What is Bag-of-Words Model?
We need a way to represent text data for the machine learning algorithms, and the bag-of-words model helps us to achieve the task.
This model is very understandable and to implement.
It is a way of extracting features from the text for use in machine learning algorithms.
In this approach, we use the tokenized words for each of observation and find out the frequency of each token.
Let’s do an example to understand this concept in depth.
“It is going to rain today.”
“Today, I am not going outside.”
“I am going to watch the season premiere.”
We treat each sentence as a separate document and we make a list of all words from all three documents excluding the punctuation.
We get, ‘It’, ’is’, ’going’, ‘to’, ‘rain’, ‘today’ ‘I’, ‘am’, ‘not’, ‘outside’, ‘watch’, ‘the’, ‘season’, ‘premiere.’
The next step is the create vectors.

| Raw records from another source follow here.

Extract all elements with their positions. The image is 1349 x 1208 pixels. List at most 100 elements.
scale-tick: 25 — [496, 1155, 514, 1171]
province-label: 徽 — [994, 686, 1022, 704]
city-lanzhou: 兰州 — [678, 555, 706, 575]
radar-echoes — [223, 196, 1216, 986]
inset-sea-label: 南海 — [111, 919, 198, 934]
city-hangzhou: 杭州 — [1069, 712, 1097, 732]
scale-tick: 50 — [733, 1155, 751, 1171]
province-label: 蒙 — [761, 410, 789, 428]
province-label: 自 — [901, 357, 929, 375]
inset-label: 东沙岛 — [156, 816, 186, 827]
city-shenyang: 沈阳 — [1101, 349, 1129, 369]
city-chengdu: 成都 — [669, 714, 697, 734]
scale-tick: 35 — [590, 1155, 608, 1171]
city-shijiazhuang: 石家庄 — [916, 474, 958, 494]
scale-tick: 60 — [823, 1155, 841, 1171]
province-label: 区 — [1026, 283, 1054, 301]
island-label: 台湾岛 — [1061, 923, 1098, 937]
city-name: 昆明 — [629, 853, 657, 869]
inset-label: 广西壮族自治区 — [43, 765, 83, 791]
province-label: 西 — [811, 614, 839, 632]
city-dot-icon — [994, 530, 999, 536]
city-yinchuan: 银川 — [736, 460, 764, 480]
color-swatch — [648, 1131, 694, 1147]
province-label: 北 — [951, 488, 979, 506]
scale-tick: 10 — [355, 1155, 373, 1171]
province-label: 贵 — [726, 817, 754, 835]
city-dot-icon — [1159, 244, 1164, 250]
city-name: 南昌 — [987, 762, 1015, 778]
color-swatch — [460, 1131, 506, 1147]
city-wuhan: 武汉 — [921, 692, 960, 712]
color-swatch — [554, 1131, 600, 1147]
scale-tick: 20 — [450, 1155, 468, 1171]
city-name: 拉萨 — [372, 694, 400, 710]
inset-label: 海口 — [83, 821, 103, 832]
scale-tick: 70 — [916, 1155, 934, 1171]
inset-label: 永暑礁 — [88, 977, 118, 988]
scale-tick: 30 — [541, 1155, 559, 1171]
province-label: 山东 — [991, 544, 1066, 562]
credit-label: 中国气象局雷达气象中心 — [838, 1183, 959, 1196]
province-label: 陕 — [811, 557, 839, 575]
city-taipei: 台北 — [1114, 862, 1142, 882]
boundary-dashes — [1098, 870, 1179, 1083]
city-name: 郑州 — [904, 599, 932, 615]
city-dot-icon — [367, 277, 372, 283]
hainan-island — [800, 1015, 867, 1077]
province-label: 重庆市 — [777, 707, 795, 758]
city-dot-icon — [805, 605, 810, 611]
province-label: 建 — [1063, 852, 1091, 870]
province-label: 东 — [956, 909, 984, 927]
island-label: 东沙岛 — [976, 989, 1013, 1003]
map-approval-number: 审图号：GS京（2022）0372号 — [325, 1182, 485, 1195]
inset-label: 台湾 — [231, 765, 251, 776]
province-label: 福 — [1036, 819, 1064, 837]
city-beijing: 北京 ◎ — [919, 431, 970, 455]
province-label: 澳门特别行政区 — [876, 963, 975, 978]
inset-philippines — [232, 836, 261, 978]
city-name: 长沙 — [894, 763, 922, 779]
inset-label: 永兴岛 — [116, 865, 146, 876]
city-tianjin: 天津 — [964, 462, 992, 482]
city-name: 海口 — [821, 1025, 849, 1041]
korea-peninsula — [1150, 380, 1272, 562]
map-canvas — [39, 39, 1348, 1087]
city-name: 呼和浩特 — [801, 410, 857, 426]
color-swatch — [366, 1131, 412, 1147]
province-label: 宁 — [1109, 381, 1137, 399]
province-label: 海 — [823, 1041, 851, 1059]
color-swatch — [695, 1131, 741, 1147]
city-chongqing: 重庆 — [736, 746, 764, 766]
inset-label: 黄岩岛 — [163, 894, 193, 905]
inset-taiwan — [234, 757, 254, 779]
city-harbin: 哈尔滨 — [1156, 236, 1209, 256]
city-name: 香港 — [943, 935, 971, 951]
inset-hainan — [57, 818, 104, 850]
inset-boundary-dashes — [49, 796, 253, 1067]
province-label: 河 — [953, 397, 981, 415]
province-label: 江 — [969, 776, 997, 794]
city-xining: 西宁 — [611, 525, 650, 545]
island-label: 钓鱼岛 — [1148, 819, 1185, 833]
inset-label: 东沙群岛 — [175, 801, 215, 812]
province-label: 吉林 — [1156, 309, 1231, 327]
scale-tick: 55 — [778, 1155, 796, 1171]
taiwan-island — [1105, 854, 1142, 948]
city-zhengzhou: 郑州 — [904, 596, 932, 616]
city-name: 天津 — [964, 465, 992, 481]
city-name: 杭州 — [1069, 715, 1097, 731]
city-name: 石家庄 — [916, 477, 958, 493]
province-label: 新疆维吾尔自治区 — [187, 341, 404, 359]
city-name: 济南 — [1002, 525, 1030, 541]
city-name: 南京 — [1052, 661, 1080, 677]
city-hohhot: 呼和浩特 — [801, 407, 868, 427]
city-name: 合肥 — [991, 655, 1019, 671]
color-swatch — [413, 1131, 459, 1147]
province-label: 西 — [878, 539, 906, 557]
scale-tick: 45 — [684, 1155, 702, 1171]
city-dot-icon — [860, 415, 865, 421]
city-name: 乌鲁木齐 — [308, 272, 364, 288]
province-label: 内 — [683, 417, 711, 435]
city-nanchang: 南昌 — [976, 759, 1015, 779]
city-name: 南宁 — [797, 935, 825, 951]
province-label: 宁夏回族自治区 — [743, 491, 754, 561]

Vectors convert text that can be used by the machine learning algorithm.
We take the first document — “It is going to rain today”, and we check the frequency of words from the ten unique words.
“It” = 1, “is” = 1, “going” = 1, “to” = 1, “rain” = 1, “today” = 1, “I” = 0, “am” = 0, “not” = 0, “outside” = 0.
The rest of the documents will be:
“It is going to rain today” = [1, 1, 1, 1, 1, 1, 0, 0, 0, 0]
“Today I am not going outside” = [0, 0, 1, 0, 0, 1, 1, 1, 1, 1]
“I am going to watch the season premiere” = [0, 0, 1, 1, 0, 0, 1, 1, 0, 0]
In this approach, each word (a token) is called a “gram”. Creating the vocabulary of two-word pairs is called a bigram model.
The process of converting the NLP text into numbers is called vectorization in ML.
There are different ways to convert text into vectors :
• Count the number of times that each word appears in the document.
• I am calculating the frequency that each word that appears in a document out of all the words in the document.